I smiled at that. As I stepped up onto the first concrete riser leading to the front door, I glanced at Estelle again. “It’s nice to be as welcome as the plague.” I pushed the doorbell, and heard no response from inside. I pushed it again, and that time heard footsteps padding toward us.

Marilyn opened the door wide, the way folks used to living in a small town do, rather than to the narrow little security slit favored by folks nervous about home invasions.

“Oh, hi.” She didn’t add the it’s only you that her tone implied. She gave the screen door a push, enough for me to grab it easily. “Come on in. I’m right in the middle…” She waved a loose-wristed hand by way of explanation.

“We’re sorry to intrude,” I said.

“You do what you have to do, sheriff. I’m trying to deal with things that I just don’t understand. Even my know-it-all neighbor across the street isn’t of any help.” She left us in the foyer with that comment, and walked off toward the living room. We could follow or not-who the hell cared.
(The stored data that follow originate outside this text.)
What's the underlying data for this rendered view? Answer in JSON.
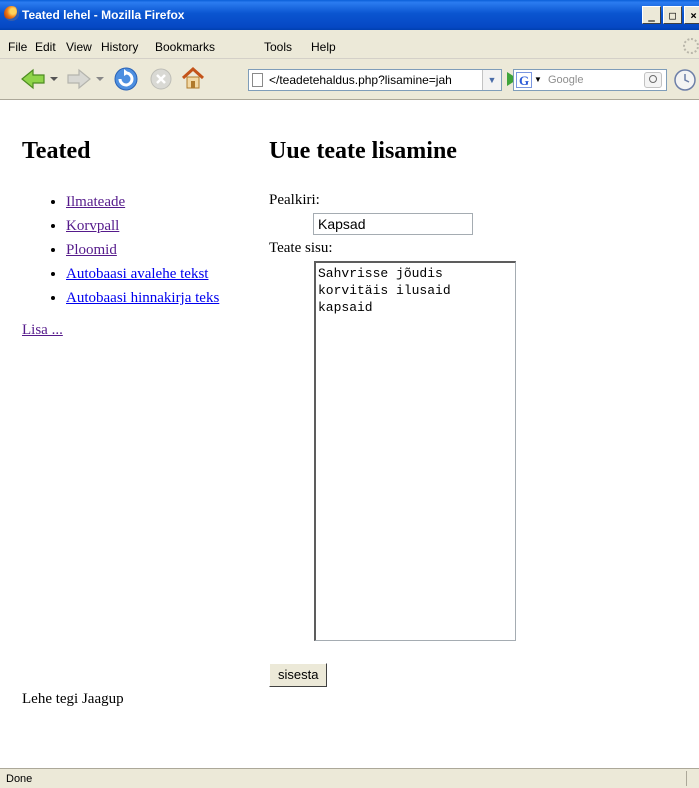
{
  "window": {
    "title": "Teated lehel - Mozilla Firefox",
    "buttons": [
      "_",
      "□",
      "×"
    ]
  },
  "menubar": {
    "items": [
      "File",
      "Edit",
      "View",
      "History",
      "Bookmarks",
      "Tools",
      "Help"
    ]
  },
  "toolbar": {
    "url": "</teadetehaldus.php?lisamine=jah",
    "search_placeholder": "Google"
  },
  "sidebar": {
    "heading": "Teated",
    "items": [
      {
        "label": "Ilmateade",
        "visited": true
      },
      {
        "label": "Korvpall",
        "visited": true
      },
      {
        "label": "Ploomid",
        "visited": true
      },
      {
        "label": "Autobaasi avalehe tekst",
        "visited": false
      },
      {
        "label": "Autobaasi hinnakirja teks",
        "visited": false
      }
    ],
    "add_link": "Lisa ..."
  },
  "form": {
    "heading": "Uue teate lisamine",
    "title_label": "Pealkiri:",
    "title_value": "Kapsad",
    "body_label": "Teate sisu:",
    "body_value": "Sahvrisse jõudis\nkorvitäis ilusaid\nkapsaid",
    "submit_label": "sisesta"
  },
  "footer": {
    "text": "Lehe tegi Jaagup"
  },
  "status": {
    "text": "Done"
  }
}
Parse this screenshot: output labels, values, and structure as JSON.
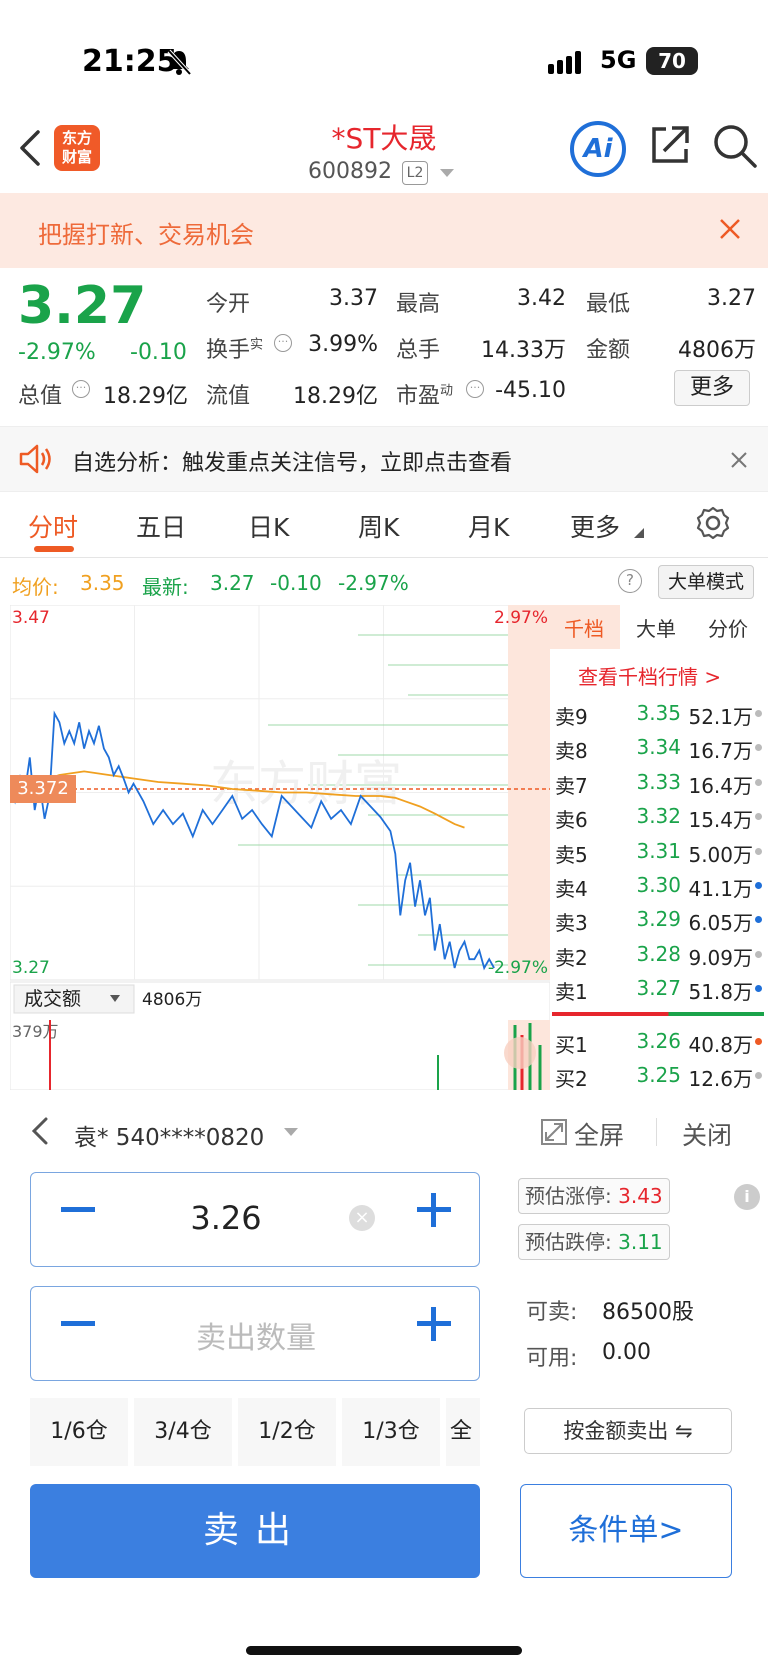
{
  "status": {
    "time": "21:25",
    "network": "5G",
    "battery": "70"
  },
  "header": {
    "logo": "东方\n财富",
    "title": "*ST大晟",
    "code": "600892",
    "level": "L2",
    "ai": "Ai"
  },
  "banner": {
    "text": "把握打新、交易机会"
  },
  "quote": {
    "price": "3.27",
    "pct": "-2.97%",
    "chg": "-0.10",
    "open_label": "今开",
    "open": "3.37",
    "high_label": "最高",
    "high": "3.42",
    "low_label": "最低",
    "low": "3.27",
    "turnover_label": "换手",
    "turnover_sup": "实",
    "turnover": "3.99%",
    "volume_label": "总手",
    "volume": "14.33万",
    "amount_label": "金额",
    "amount": "4806万",
    "mktcap_label": "总值",
    "mktcap": "18.29亿",
    "float_label": "流值",
    "float": "18.29亿",
    "pe_label": "市盈",
    "pe_sup": "动",
    "pe": "-45.10",
    "more": "更多"
  },
  "alert": {
    "text": "自选分析：触发重点关注信号，立即点击查看"
  },
  "tabs": [
    "分时",
    "五日",
    "日K",
    "周K",
    "月K",
    "更多"
  ],
  "chart_info": {
    "avg_label": "均价:",
    "avg": "3.35",
    "last_label": "最新:",
    "last": "3.27",
    "chg": "-0.10",
    "pct": "-2.97%",
    "mode": "大单模式"
  },
  "chart_data": {
    "type": "line",
    "y_top": "3.47",
    "y_bottom": "3.27",
    "pct_top": "2.97%",
    "pct_bottom": "-2.97%",
    "ylim": [
      3.27,
      3.47
    ],
    "ref_price": "3.372",
    "series": [],
    "price_x": [
      0,
      0.01,
      0.02,
      0.03,
      0.04,
      0.05,
      0.06,
      0.07,
      0.08,
      0.09,
      0.1,
      0.11,
      0.12,
      0.13,
      0.14,
      0.15,
      0.16,
      0.17,
      0.18,
      0.19,
      0.2,
      0.21,
      0.22,
      0.23,
      0.24,
      0.25,
      0.27,
      0.29,
      0.31,
      0.33,
      0.35,
      0.37,
      0.39,
      0.41,
      0.43,
      0.45,
      0.47,
      0.49,
      0.51,
      0.53,
      0.55,
      0.57,
      0.59,
      0.61,
      0.63,
      0.65,
      0.67,
      0.69,
      0.71,
      0.73,
      0.75,
      0.77,
      0.78,
      0.79,
      0.8,
      0.81,
      0.82,
      0.83,
      0.84,
      0.85,
      0.86,
      0.87,
      0.88,
      0.89,
      0.9,
      0.91,
      0.92,
      0.93,
      0.94,
      0.95,
      0.96,
      0.97,
      0.98
    ],
    "price_y": [
      3.372,
      3.365,
      3.38,
      3.37,
      3.39,
      3.36,
      3.375,
      3.355,
      3.368,
      3.415,
      3.41,
      3.398,
      3.405,
      3.398,
      3.41,
      3.395,
      3.405,
      3.398,
      3.408,
      3.395,
      3.39,
      3.38,
      3.385,
      3.378,
      3.37,
      3.375,
      3.365,
      3.352,
      3.36,
      3.352,
      3.358,
      3.345,
      3.36,
      3.352,
      3.36,
      3.368,
      3.355,
      3.36,
      3.352,
      3.345,
      3.368,
      3.362,
      3.356,
      3.35,
      3.365,
      3.355,
      3.36,
      3.352,
      3.368,
      3.362,
      3.356,
      3.348,
      3.335,
      3.3,
      3.32,
      3.33,
      3.305,
      3.32,
      3.3,
      3.31,
      3.28,
      3.295,
      3.275,
      3.285,
      3.27,
      3.28,
      3.285,
      3.275,
      3.275,
      3.28,
      3.27,
      3.275,
      3.27
    ],
    "avg_x": [
      0,
      0.05,
      0.1,
      0.15,
      0.2,
      0.25,
      0.3,
      0.35,
      0.4,
      0.45,
      0.5,
      0.55,
      0.6,
      0.65,
      0.7,
      0.75,
      0.78,
      0.8,
      0.83,
      0.86,
      0.88,
      0.9,
      0.92
    ],
    "avg_y": [
      3.37,
      3.375,
      3.38,
      3.382,
      3.38,
      3.378,
      3.376,
      3.375,
      3.374,
      3.372,
      3.371,
      3.37,
      3.37,
      3.369,
      3.368,
      3.368,
      3.367,
      3.365,
      3.362,
      3.358,
      3.355,
      3.352,
      3.35
    ],
    "volume_label": "成交额",
    "volume_value": "4806万",
    "volume_max": "379万"
  },
  "book": {
    "tabs": [
      "千档",
      "大单",
      "分价"
    ],
    "link": "查看千档行情 >",
    "asks": [
      {
        "label": "卖9",
        "price": "3.35",
        "vol": "52.1万",
        "dot": "#bbbbbb"
      },
      {
        "label": "卖8",
        "price": "3.34",
        "vol": "16.7万",
        "dot": "#bbbbbb"
      },
      {
        "label": "卖7",
        "price": "3.33",
        "vol": "16.4万",
        "dot": "#bbbbbb"
      },
      {
        "label": "卖6",
        "price": "3.32",
        "vol": "15.4万",
        "dot": "#bbbbbb"
      },
      {
        "label": "卖5",
        "price": "3.31",
        "vol": "5.00万",
        "dot": "#bbbbbb"
      },
      {
        "label": "卖4",
        "price": "3.30",
        "vol": "41.1万",
        "dot": "#1f6fd8"
      },
      {
        "label": "卖3",
        "price": "3.29",
        "vol": "6.05万",
        "dot": "#1f6fd8"
      },
      {
        "label": "卖2",
        "price": "3.28",
        "vol": "9.09万",
        "dot": "#bbbbbb"
      },
      {
        "label": "卖1",
        "price": "3.27",
        "vol": "51.8万",
        "dot": "#1f6fd8"
      }
    ],
    "bids": [
      {
        "label": "买1",
        "price": "3.26",
        "vol": "40.8万",
        "dot": "#ee5a24"
      },
      {
        "label": "买2",
        "price": "3.25",
        "vol": "12.6万",
        "dot": "#bbbbbb"
      }
    ]
  },
  "trade": {
    "account": "袁* 540****0820",
    "fullscreen": "全屏",
    "close": "关闭",
    "price": "3.26",
    "qty_placeholder": "卖出数量",
    "limit_up_label": "预估涨停:",
    "limit_up": "3.43",
    "limit_down_label": "预估跌停:",
    "limit_down": "3.11",
    "sellable_label": "可卖:",
    "sellable": "86500股",
    "avail_label": "可用:",
    "avail": "0.00",
    "by_amount": "按金额卖出 ⇋",
    "positions": [
      "1/6仓",
      "3/4仓",
      "1/2仓",
      "1/3仓",
      "全"
    ],
    "sell": "卖出",
    "cond": "条件单>"
  }
}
I carried Larry Zipoli’s personnel folder, his records now encapsulated in one of our large manila envelopes-the legal kind with the string that winds around the closure doohickey. I hadn’t decided how much to show Marilyn, if any.

Marilyn walked across to the impressive dining room table, a six place set now pressed into service as a cluttered office. She picked up a sheaf of papers and held them out to me. Even without my glasses, I could read the black, somber logo for Salazar and Sons-the oldest and now only funeral home in Posadas. The page included an unctuous paragraph or two about final parting, perfect ceremony, and lots of talk about “loved ones” and “memories.” Nowhere did it discuss the ramifications of having a hole blown through one’s skull while sitting in a county road grader. The rest of the document appeared to be a contract and listing of services-the cold, hard economics of death.

“In the first place,” she said, and I could hear the anger in her tone, “I’ve known Art Salazar for years, sheriff. Just years. I’ve handled his accounts at the bank, I’ve…well, you know. This is a small town. Everybody knows everybody.”